The Tribunal hearing
18 The hearing took place on 5 October 2016. It began at 9.11am and concluded at 11.43am.
19 Mr Dhaliwal appeared before the Tribunal, represented by Mr Singh. The Tribunal questioned Mr Dhaliwal and reviewed the documentary evidence. According to the Tribunal’s decision record, amongst other things, Mr Dhaliwal informed the Tribunal that Ms Casorzo works as a social worker providing care to disabled people in group homes and that, following her liver surgery in July 2016, she had resumed full-time work. While he gave evidence that Ms Casorzo relied on him to accompany her to her medical appointments so that he could understand what the doctor said to her about her medication and other treatment needs, he was unable to tell the Tribunal what medication she was currently taking.

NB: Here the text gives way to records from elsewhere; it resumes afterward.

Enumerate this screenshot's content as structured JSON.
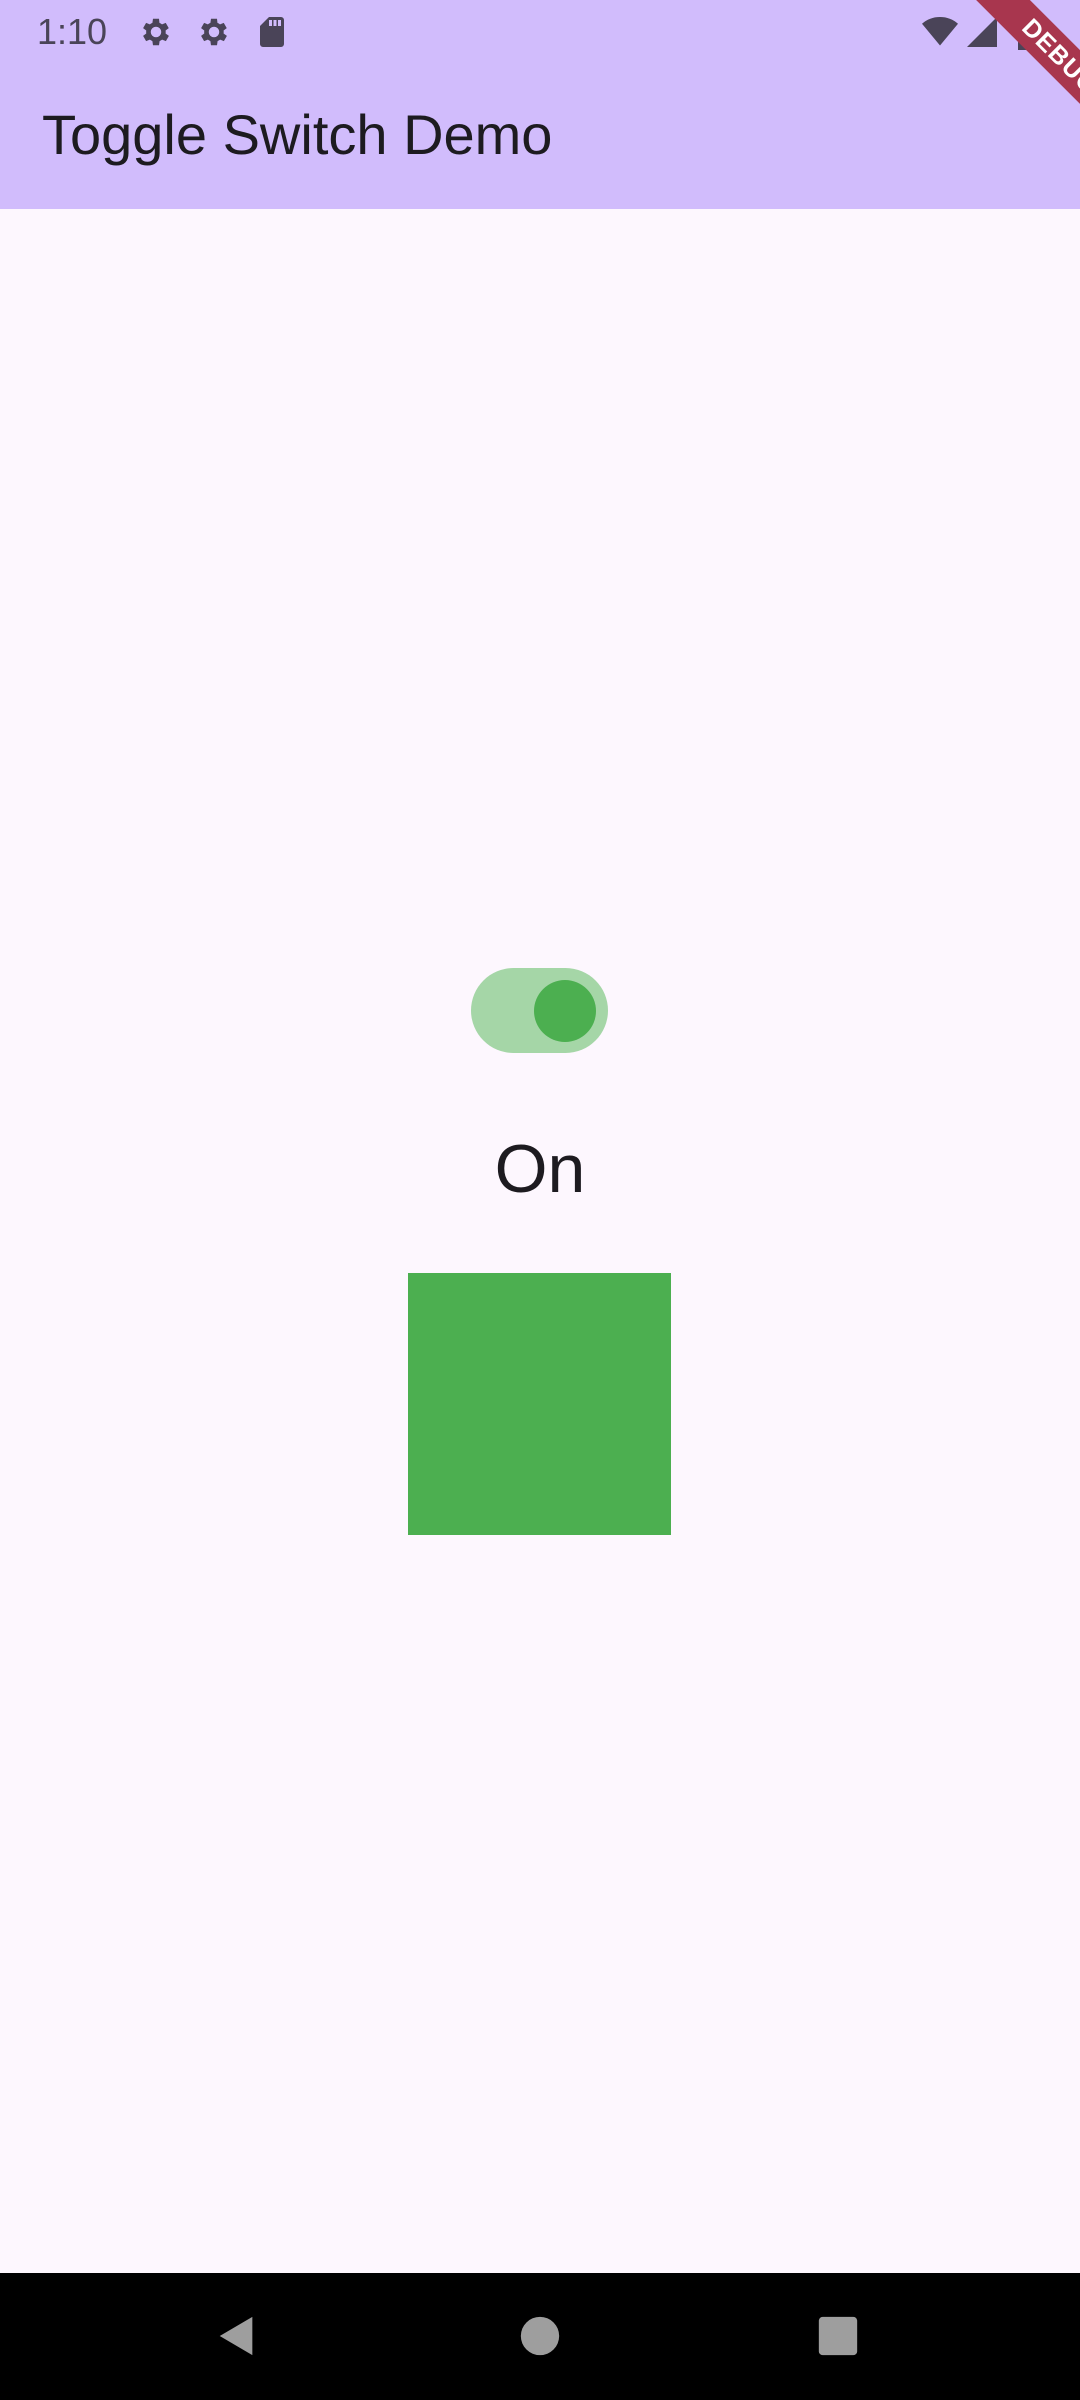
{
  "status_bar": {
    "time": "1:10",
    "icons": [
      "settings-icon",
      "settings-icon",
      "sd-card-icon",
      "wifi-icon",
      "signal-icon",
      "battery-icon"
    ]
  },
  "app_bar": {
    "title": "Toggle Switch Demo",
    "background": "#D1BCFC"
  },
  "debug_banner": {
    "label": "DEBUG",
    "color": "#A8364E"
  },
  "toggle": {
    "state": "on",
    "track_color": "#A5D6A7",
    "thumb_color": "#4CAF50"
  },
  "state_label": "On",
  "state_box": {
    "color": "#4CAF50"
  },
  "nav_bar": {
    "buttons": [
      "back-icon",
      "home-icon",
      "recents-icon"
    ]
  }
}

20 The Tribunal also took evidence over the telephone from Ms Pinto. Ms Casorzo did not attend the hearing. In its decision record, the Tribunal indicated that it had tried to contact her by making three calls to her mobile phone, all of which went through to voicemail, and two to her landline, which proved to be disconnected.
21 When Mr Dhaliwal was asked by the Tribunal what compelling reasons there were not to apply the Schedule 3 criteria, he apparently replied that “the main reason” was his wife’s health problems and her reliance on the care and support she receives from him. He told the Tribunal that she had many serious health problems, takes a lot of medication, has difficulty remembering what medication she needs to take, and relies on him to remind her when to take it. It appears from the decision record, which in the absence of a transcript or recording of the proceeding is the only record before the Court of what took place at the hearing, that the Tribunal questioned Mr Dhaliwal at length about these matters.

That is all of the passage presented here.